Member of the Idaho Senate from District 16
- In office December 1, 2008 – December 1, 2014
- Preceded by: David Langhorst
- Succeeded by: Grant Burgoyne

Member of the Idaho House of Representatives from District 16 Seat B
- In office December 1, 2006 – December 1, 2008
- Preceded by: Jana Kemp
- Succeeded by: Elfreda Higgins

Personal details
- Born: March 5, 1949 (age 77) Rolette, North Dakota
- Party: Democratic
- Education: University of California, Davis University of California, Hastings College of the Law
- Website: lesbock.org

= Les Bock =

American politician from Idaho

Leslie Michael "Les" Bock (born March 5, 1949) is a former Democratic Idaho State Senator from the Garden City-based 16th District. He was a member of the Idaho House of Representatives from 2006 until 2008.

==Education==
Bock earned his bachelor's degree from University of California, Davis and then his Juris Doctor degree from University of California, Hastings College of the Law. He was born in Rolette, North Dakota.

==Elections==
In February 2014, Bock announced he would run for a judicial seat in southwestern Idaho. Bock was defeated by Incumbent Judge Richard D. Greenwood of District 4, taking only 44.2% of the vote

=== Idaho Senate District 16 ===

==== 2012 ====
Bock was unopposed for the Democratic primary. Bock defeated Republican nominee Joan Cloonan (who replaced Dennis C. Warren on the general ballot after his withdrawal following him winning the Republican primary, unopposed) with 57.3% of the vote in the general election.

==== 2010 ====
Bock was unopposed for the Democratic primary.
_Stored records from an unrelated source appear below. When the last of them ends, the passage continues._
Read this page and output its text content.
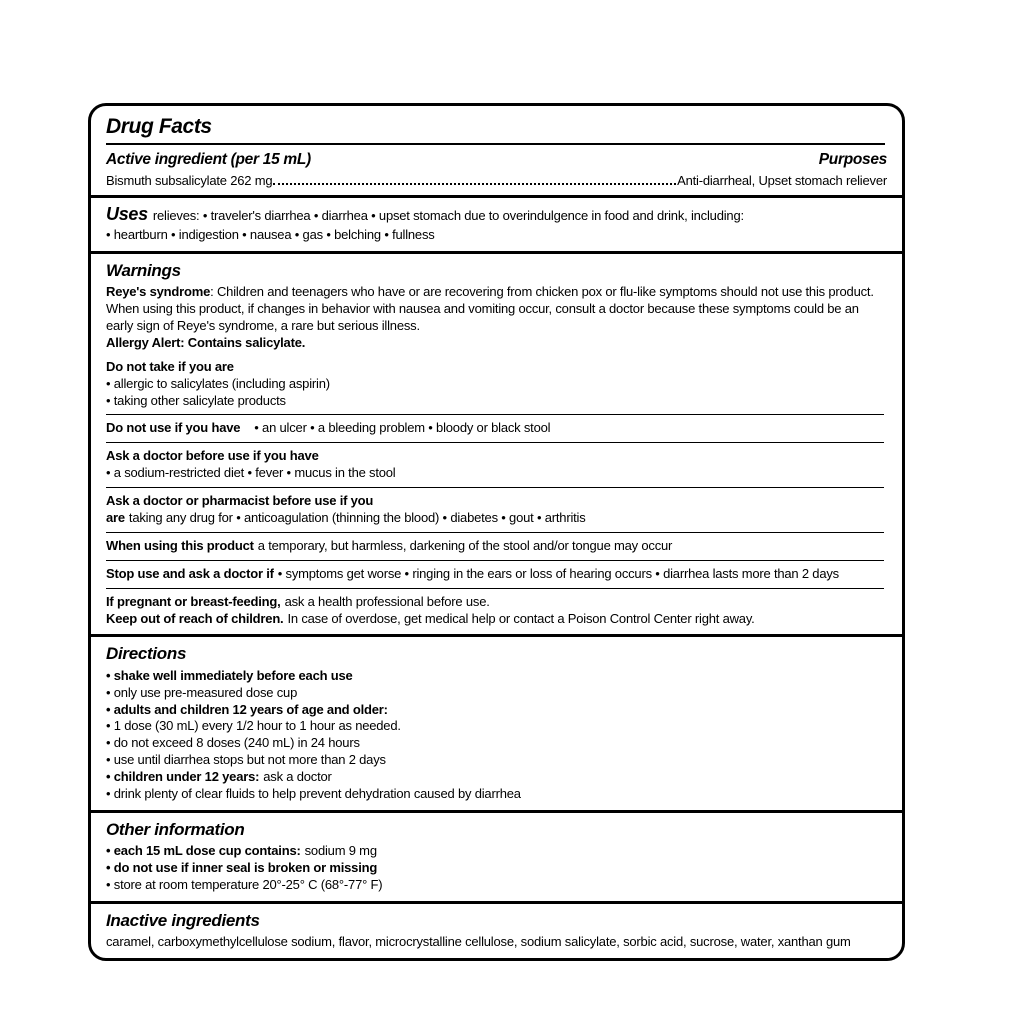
Drug Facts
Active ingredient (per 15 mL)	Purposes
Bismuth subsalicylate 262 mg	Anti-diarrheal, Upset stomach reliever

Uses relieves: • traveler's diarrhea • diarrhea • upset stomach due to overindulgence in food and drink, including:

• heartburn • indigestion • nausea • gas • belching • fullness

Warnings

Reye's syndrome: Children and teenagers who have or are recovering from chicken pox or flu-like symptoms should not use this product. When using this product, if changes in behavior with nausea and vomiting occur, consult a doctor because these symptoms could be an early sign of Reye's syndrome, a rare but serious illness.

Allergy Alert: Contains salicylate.

Do not take if you are

• allergic to salicylates (including aspirin)

• taking other salicylate products

Do not use if you have • an ulcer • a bleeding problem • bloody or black stool

Ask a doctor before use if you have

• a sodium-restricted diet • fever • mucus in the stool

Ask a doctor or pharmacist before use if you

are taking any drug for • anticoagulation (thinning the blood) • diabetes • gout • arthritis

When using this product a temporary, but harmless, darkening of the stool and/or tongue may occur

Stop use and ask a doctor if • symptoms get worse • ringing in the ears or loss of hearing occurs • diarrhea lasts more than 2 days

If pregnant or breast-feeding, ask a health professional before use.

Keep out of reach of children. In case of overdose, get medical help or contact a Poison Control Center right away.

Directions

• shake well immediately before each use

• only use pre-measured dose cup

• adults and children 12 years of age and older:

• 1 dose (30 mL) every 1/2 hour to 1 hour as needed.

• do not exceed 8 doses (240 mL) in 24 hours

• use until diarrhea stops but not more than 2 days

• children under 12 years: ask a doctor

• drink plenty of clear fluids to help prevent dehydration caused by diarrhea

Other information

• each 15 mL dose cup contains: sodium 9 mg

• do not use if inner seal is broken or missing

• store at room temperature 20°-25° C (68°-77° F)

Inactive ingredients

caramel, carboxymethylcellulose sodium, flavor, microcrystalline cellulose, sodium salicylate, sorbic acid, sucrose, water, xanthan gum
Brock defeated Republican nominee Bill Eisenbarth with 53.7% of the vote in the general election.

==== 2008 ====
Bock was unopposed for the Democratic primary. Brock defeated Republican nominee Christ Troupis with 57.6% of the vote in the general election.

=== Idaho House of Representatives District 16 Seat B ===

==== 2006 ====
Brock was unopposed for the Democratic primary. Brock defeated incumbent Republican Jana Kemp with 52.8% of the vote in the general election.